Pull Requests

A pull request (PR) proposes merging one branch into another, wrapping the diff in a reviewable thread with comments, CI checks, and merge controls — the heart of collaboration on GitHub.

Why it matters

The PR is where review, CI, and branch protection converge: it is the gate that stops unreviewed or failing code from reaching main.
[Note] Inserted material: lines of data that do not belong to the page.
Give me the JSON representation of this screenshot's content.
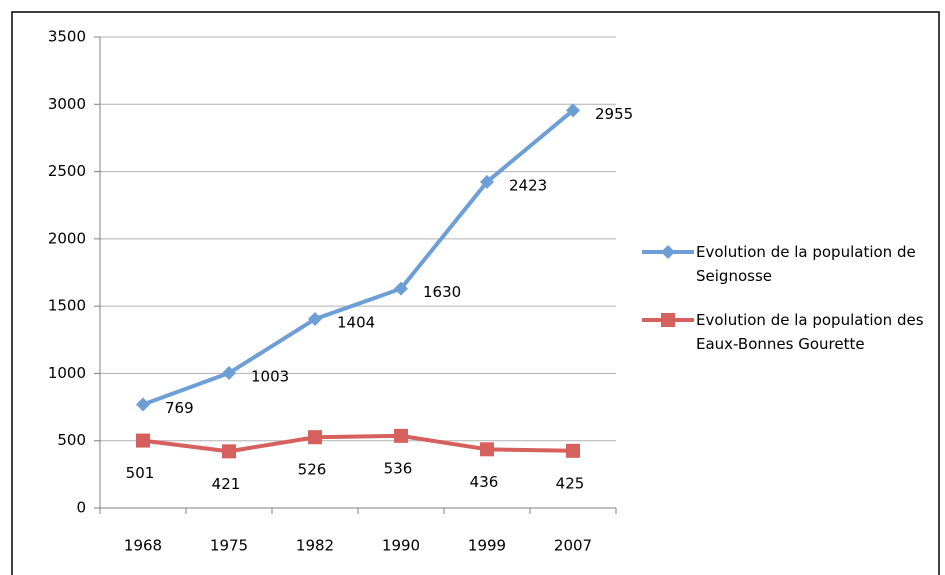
{
  "chart_data": {
    "type": "line",
    "categories": [
      "1968",
      "1975",
      "1982",
      "1990",
      "1999",
      "2007"
    ],
    "series": [
      {
        "name": "Evolution de la population de Seignosse",
        "color": "#6d9fd6",
        "marker": "diamond",
        "values": [
          769,
          1003,
          1404,
          1630,
          2423,
          2955
        ]
      },
      {
        "name": "Evolution de la population des Eaux-Bonnes Gourette",
        "color": "#d6605d",
        "marker": "square",
        "values": [
          501,
          421,
          526,
          536,
          436,
          425
        ]
      }
    ],
    "ylim": [
      0,
      3500
    ],
    "yticks": [
      0,
      500,
      1000,
      1500,
      2000,
      2500,
      3000,
      3500
    ],
    "grid": true,
    "legend": "right"
  }
}
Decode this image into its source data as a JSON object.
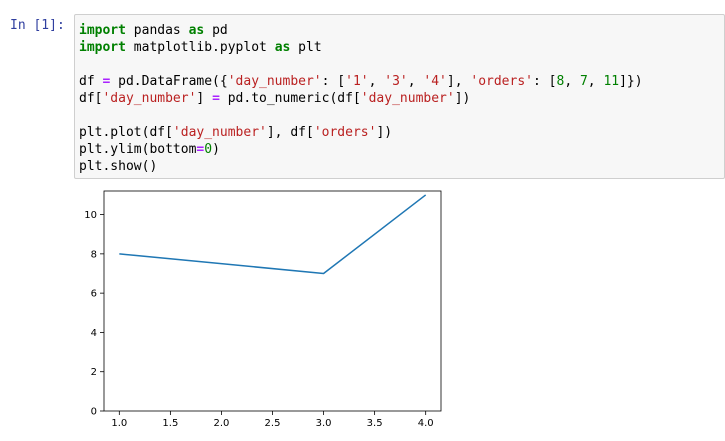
{
  "prompt": "In [1]:",
  "code_lines": [
    [
      {
        "t": "import",
        "c": "kw"
      },
      {
        "t": " pandas "
      },
      {
        "t": "as",
        "c": "kw"
      },
      {
        "t": " pd"
      }
    ],
    [
      {
        "t": "import",
        "c": "kw"
      },
      {
        "t": " matplotlib.pyplot "
      },
      {
        "t": "as",
        "c": "kw"
      },
      {
        "t": " plt"
      }
    ],
    [],
    [
      {
        "t": "df "
      },
      {
        "t": "=",
        "c": "op"
      },
      {
        "t": " pd.DataFrame({"
      },
      {
        "t": "'day_number'",
        "c": "str"
      },
      {
        "t": ": ["
      },
      {
        "t": "'1'",
        "c": "str"
      },
      {
        "t": ", "
      },
      {
        "t": "'3'",
        "c": "str"
      },
      {
        "t": ", "
      },
      {
        "t": "'4'",
        "c": "str"
      },
      {
        "t": "], "
      },
      {
        "t": "'orders'",
        "c": "str"
      },
      {
        "t": ": ["
      },
      {
        "t": "8",
        "c": "num"
      },
      {
        "t": ", "
      },
      {
        "t": "7",
        "c": "num"
      },
      {
        "t": ", "
      },
      {
        "t": "11",
        "c": "num"
      },
      {
        "t": "]})"
      }
    ],
    [
      {
        "t": "df["
      },
      {
        "t": "'day_number'",
        "c": "str"
      },
      {
        "t": "] "
      },
      {
        "t": "=",
        "c": "op"
      },
      {
        "t": " pd.to_numeric(df["
      },
      {
        "t": "'day_number'",
        "c": "str"
      },
      {
        "t": "])"
      }
    ],
    [],
    [
      {
        "t": "plt.plot(df["
      },
      {
        "t": "'day_number'",
        "c": "str"
      },
      {
        "t": "], df["
      },
      {
        "t": "'orders'",
        "c": "str"
      },
      {
        "t": "])"
      }
    ],
    [
      {
        "t": "plt.ylim(bottom"
      },
      {
        "t": "=",
        "c": "op"
      },
      {
        "t": "0",
        "c": "num"
      },
      {
        "t": ")"
      }
    ],
    [
      {
        "t": "plt.show()"
      }
    ]
  ],
  "colors": {
    "line": "#1f77b4",
    "prompt": "#303f9f",
    "keyword": "#008000",
    "string": "#ba2121",
    "number": "#008000",
    "operator": "#aa22ff"
  },
  "chart_data": {
    "type": "line",
    "x": [
      1,
      3,
      4
    ],
    "series": [
      {
        "values": [
          8,
          7,
          11
        ]
      }
    ],
    "xlim": [
      0.85,
      4.15
    ],
    "ylim": [
      0,
      11.2
    ],
    "xticks": [
      1.0,
      1.5,
      2.0,
      2.5,
      3.0,
      3.5,
      4.0
    ],
    "xtick_labels": [
      "1.0",
      "1.5",
      "2.0",
      "2.5",
      "3.0",
      "3.5",
      "4.0"
    ],
    "yticks": [
      0,
      2,
      4,
      6,
      8,
      10
    ],
    "ytick_labels": [
      "0",
      "2",
      "4",
      "6",
      "8",
      "10"
    ],
    "title": "",
    "xlabel": "",
    "ylabel": "",
    "grid": false
  }
}
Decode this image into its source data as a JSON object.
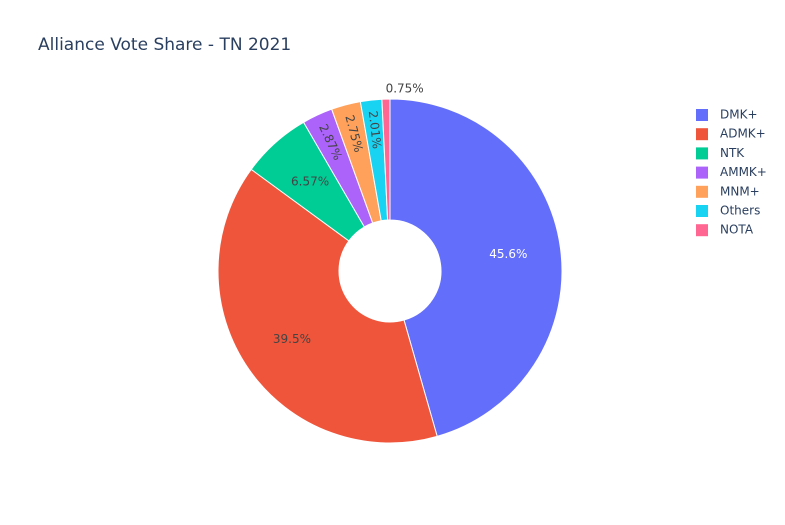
{
  "chart_data": {
    "type": "pie",
    "title": "Alliance Vote Share - TN 2021",
    "labels": [
      "DMK+",
      "ADMK+",
      "NTK",
      "AMMK+",
      "MNM+",
      "Others",
      "NOTA"
    ],
    "values": [
      45.6,
      39.5,
      6.57,
      2.87,
      2.75,
      2.01,
      0.75
    ],
    "value_labels": [
      "45.6%",
      "39.5%",
      "6.57%",
      "2.87%",
      "2.75%",
      "2.01%",
      "0.75%"
    ],
    "colors": [
      "#636efa",
      "#ef553b",
      "#00cc96",
      "#ab63fa",
      "#ffa15a",
      "#19d3f3",
      "#ff6692"
    ],
    "donut": true,
    "legend": "right"
  }
}
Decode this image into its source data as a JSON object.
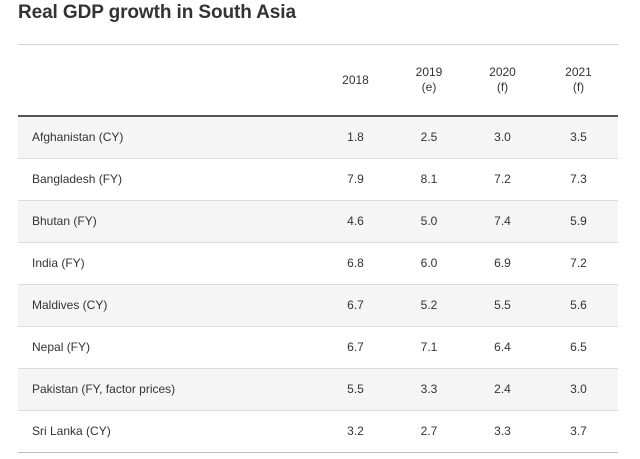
{
  "title": "Real GDP growth in South Asia",
  "columns": [
    {
      "year": "2018",
      "note": ""
    },
    {
      "year": "2019",
      "note": "(e)"
    },
    {
      "year": "2020",
      "note": "(f)"
    },
    {
      "year": "2021",
      "note": "(f)"
    }
  ],
  "rows": [
    {
      "country": "Afghanistan (CY)",
      "values": [
        "1.8",
        "2.5",
        "3.0",
        "3.5"
      ]
    },
    {
      "country": "Bangladesh (FY)",
      "values": [
        "7.9",
        "8.1",
        "7.2",
        "7.3"
      ]
    },
    {
      "country": "Bhutan (FY)",
      "values": [
        "4.6",
        "5.0",
        "7.4",
        "5.9"
      ]
    },
    {
      "country": "India (FY)",
      "values": [
        "6.8",
        "6.0",
        "6.9",
        "7.2"
      ]
    },
    {
      "country": "Maldives (CY)",
      "values": [
        "6.7",
        "5.2",
        "5.5",
        "5.6"
      ]
    },
    {
      "country": "Nepal (FY)",
      "values": [
        "6.7",
        "7.1",
        "6.4",
        "6.5"
      ]
    },
    {
      "country": "Pakistan (FY, factor prices)",
      "values": [
        "5.5",
        "3.3",
        "2.4",
        "3.0"
      ]
    },
    {
      "country": "Sri Lanka (CY)",
      "values": [
        "3.2",
        "2.7",
        "3.3",
        "3.7"
      ]
    }
  ]
}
It also creates a durable record of why a change was made (description, discussion, linked issues) that outlives the people who wrote it.

How it works

A PR is defined by a base branch (where it merges to) and a head branch (where the work is); GitHub continuously diffs head against the merge base and re-runs checks as you push.

ConceptMeaning
basebranch you merge into (e.g. main)
headyour feature branch (or fork:branch)
draftPR not yet ready; blocks merge, signals WIP
checksCI status that gates merge
Fixes Nlinks and auto-closes an issue on merge
  • New commits pushed to head update the same PR — no need to reopen; review and CI re-trigger automatically.
  • Open as a draft while WIP to invite early feedback without requesting formal review or allowing merge.
  • A PR from a fork sets head to fork-owner:branch; maintainers can optionally push to it if “allow edits from maintainers” is on.
  • Merge readiness combines required reviews + passing checks + up-to-date base, all enforced by protection rules.

Example

$ git switch -c fix-login && git commit -am "Fix 500 on empty password"
$ git push -u origin fix-login
$ gh pr create --base main --title "Fix login 500" --body "Fixes #142"
https://github.com/acme/api/pull/377
# Address review → push more commits → same PR #377 updates → merge when green

Pitfalls

  • Wrong base branch — opening against main when the team merges into develop shows a huge or empty diff; switch the base, don’t reopen.
  • Force-pushing the head mid-review — rewrites history reviewers already read; prefer adding commits, or warn the team and use --force-with-lease.
  • Giant PRs — 1000-line PRs get rubber-stamped; aim for small, focused diffs that a reviewer can actually reason about.
  • Stale base — green checks can hide a conflict with newly merged main; require “branch up to date” so CI tests the real result.